Die Betriebsgeräusche eines Verdichters sind dem Bereich „Kundenkomfort“ zuzuordnen. „Je leiser umso besser“ ist hierbei die Regel. Dabei muss gesagt werden, dass besonders moderne vollhermetische Scrollverdichter heute bereits ein Geräuschniveau erreichen, das kaum mehr Wünsche offen lässt. Falls der Verdichter in einem separaten, oft noch isolierten Verdichterfach in der Wärmepumpe untergebracht ist, ist sein Laufgeräusch für die Außenwelt kaum noch wahrnehmbar. Sollte eine zusätzliche Schalldämmmaßnahme nötig sein, so können 100 % sauggasgekühlte Verdichter mit einer Schalldämmhaube ausgerüstet werden. Bei dieser Maßnahme muss auf die Temperatureignung der Schalldämmhaube geachtet werden: So können im oberen Bereich des Scrollverdichters (Druckseite), im Gegensatz zu vollhermetischen Hubkolbenverdichtern, Temperaturen bis weit über 100 °C auftreten. Oft ist der zukünftige Betreiber einer Wärmepumpe aber besonders durch die Komplexität der Schallangaben irritiert. Sollten Sie also vom Kunden auf den Geräuschpegel angesprochen werden, ist es wichtig, die Fachbegriffe zu klären. Die Schallleistung wird in „dB(A)“ angegeben und ist immer der höchste Wert. Dieser Wert ist bereits gewichtet und benötigt somit keine Distanzangabe. Der Schalldruck wird zwar auch in „dB(A)“, aber immer mit einem definierten Abstand angegeben. Diese Werte sind immer niedriger als die Schallleistungswerte. Je weiter die Schallquelle entfernt ist, umso niedriger ist der Geräuschpegel. Im Gegensatz zur Schallleistung ist der Schalldruck ein Wert, der auch durch Messgeräte überprüft werden kann. Bei solchen Messungen sind allerdings zusätzliche Reflexionen von Wänden oder Gehäusebauteilen zu berücksichtigen, durch die der gemessene Wert zusätzlich erhöht wird. Dies ist besonders bei Schallangaben mit dem Zusatz „im freien Feld gemessen“ zu berücksichtigen. Alle diese Schallangaben errechnen sich aus den einzelnen für den Menschen relevanten Frequenzbereichen („dB(A)“ ist üblich, es gibt aber auch „dB(B)“- oder „dB(C)“-Angaben, die anders bewertet sind). 

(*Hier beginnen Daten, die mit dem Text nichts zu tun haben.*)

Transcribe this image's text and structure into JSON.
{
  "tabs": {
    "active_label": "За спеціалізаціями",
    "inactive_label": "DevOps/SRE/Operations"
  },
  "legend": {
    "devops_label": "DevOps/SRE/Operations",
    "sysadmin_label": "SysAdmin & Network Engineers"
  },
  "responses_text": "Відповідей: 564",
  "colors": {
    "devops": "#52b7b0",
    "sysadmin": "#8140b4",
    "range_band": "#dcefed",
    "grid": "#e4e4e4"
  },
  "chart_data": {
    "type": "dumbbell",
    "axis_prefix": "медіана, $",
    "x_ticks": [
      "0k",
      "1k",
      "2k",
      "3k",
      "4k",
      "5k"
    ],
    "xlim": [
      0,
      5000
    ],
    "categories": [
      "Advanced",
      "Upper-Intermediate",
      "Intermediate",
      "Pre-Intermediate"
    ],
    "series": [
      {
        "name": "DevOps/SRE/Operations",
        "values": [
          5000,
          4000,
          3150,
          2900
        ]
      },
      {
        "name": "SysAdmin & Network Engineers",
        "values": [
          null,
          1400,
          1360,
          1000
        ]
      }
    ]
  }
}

Dank moderner Verdichtertechnologie, bei der bereits auf Konstruktionsebene niedrige Geräuschemissionen in die Spezifikation aufgenommen werden, sind solche Gespräche mit den Anlagenbetreibern jedoch zunehmend rückläufig. 

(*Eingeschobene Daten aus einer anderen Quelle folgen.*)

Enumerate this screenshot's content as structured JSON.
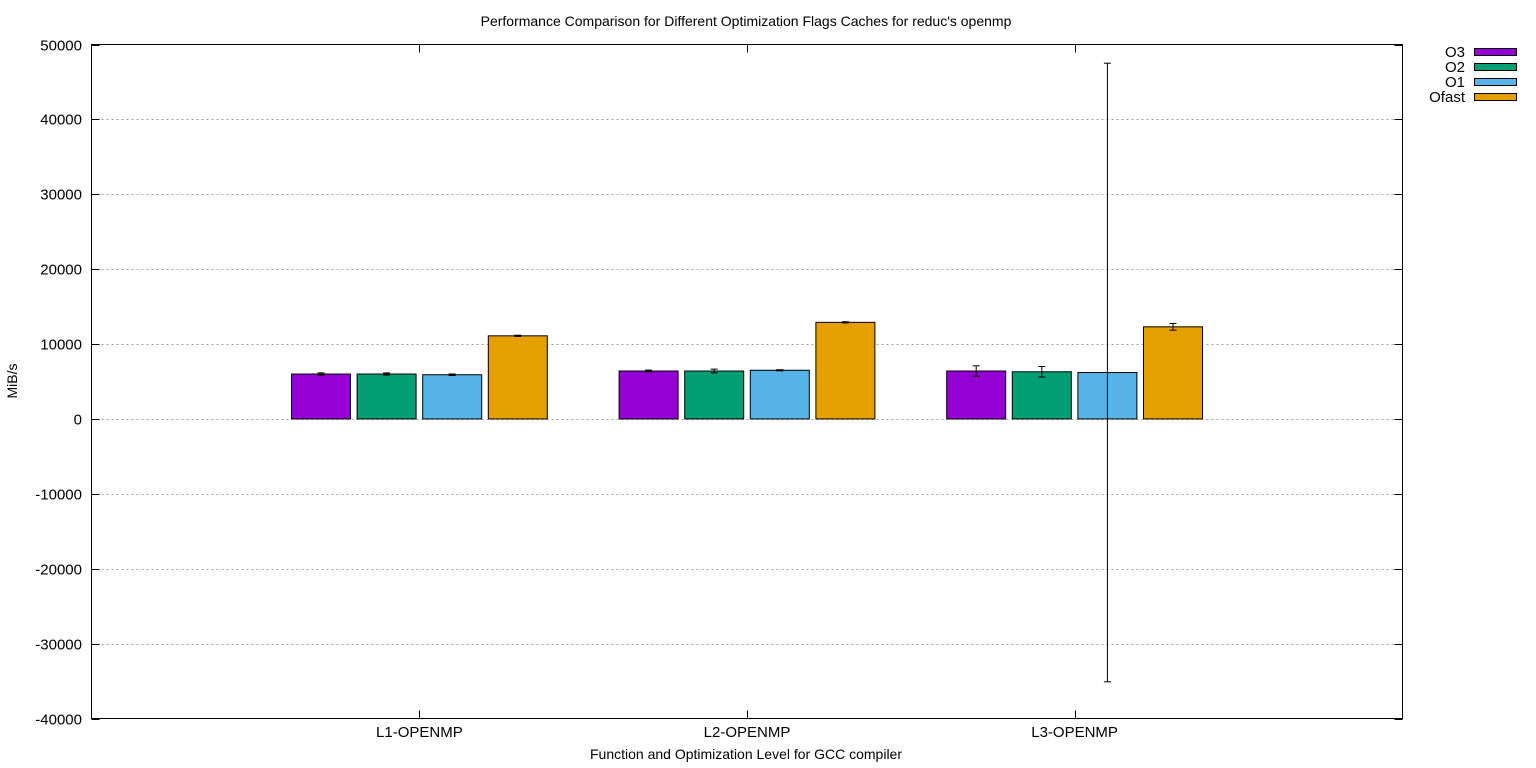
{
  "chart_data": {
    "type": "bar",
    "title": "Performance Comparison for Different Optimization Flags  Caches for reduc's openmp",
    "xlabel": "Function and Optimization Level for GCC compiler",
    "ylabel": "MiB/s",
    "ylim": [
      -40000,
      50000
    ],
    "yticks": [
      "-40000",
      "-30000",
      "-20000",
      "-10000",
      "0",
      "10000",
      "20000",
      "30000",
      "40000",
      "50000"
    ],
    "categories": [
      "L1-OPENMP",
      "L2-OPENMP",
      "L3-OPENMP"
    ],
    "grid": true,
    "legend_position": "top-right",
    "series": [
      {
        "name": "O3",
        "color": "#9400d3",
        "values": [
          6000,
          6400,
          6400
        ],
        "errors": [
          150,
          120,
          700
        ]
      },
      {
        "name": "O2",
        "color": "#009e73",
        "values": [
          6000,
          6400,
          6300
        ],
        "errors": [
          150,
          250,
          700
        ]
      },
      {
        "name": "O1",
        "color": "#56b4e9",
        "values": [
          5900,
          6500,
          6200
        ],
        "errors": [
          100,
          80,
          41300
        ]
      },
      {
        "name": "Ofast",
        "color": "#e69f00",
        "values": [
          11100,
          12900,
          12300
        ],
        "errors": [
          80,
          80,
          450
        ]
      }
    ]
  }
}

PSH 38 - 77 Anwendungsgrenzen R410A – mit Nacheinspritzung

Fazit

Ein guter Verdichter für Wärmepumpen bietet eine hervorragende Jahresarbeitszahl zur Schonung von Ressourcen und des Betreibergeldbeutels. Zudem ist er maximal flexibel, was Verdampfungs- und Verflüssigungstemperaturen betrifft und unauffällig in Bezug auf Geräuschemissionen. Mit dem Einsatz guter Verdichter lässt sich der Siegeszug der Wärmepumpe kaum mehr aufhalten.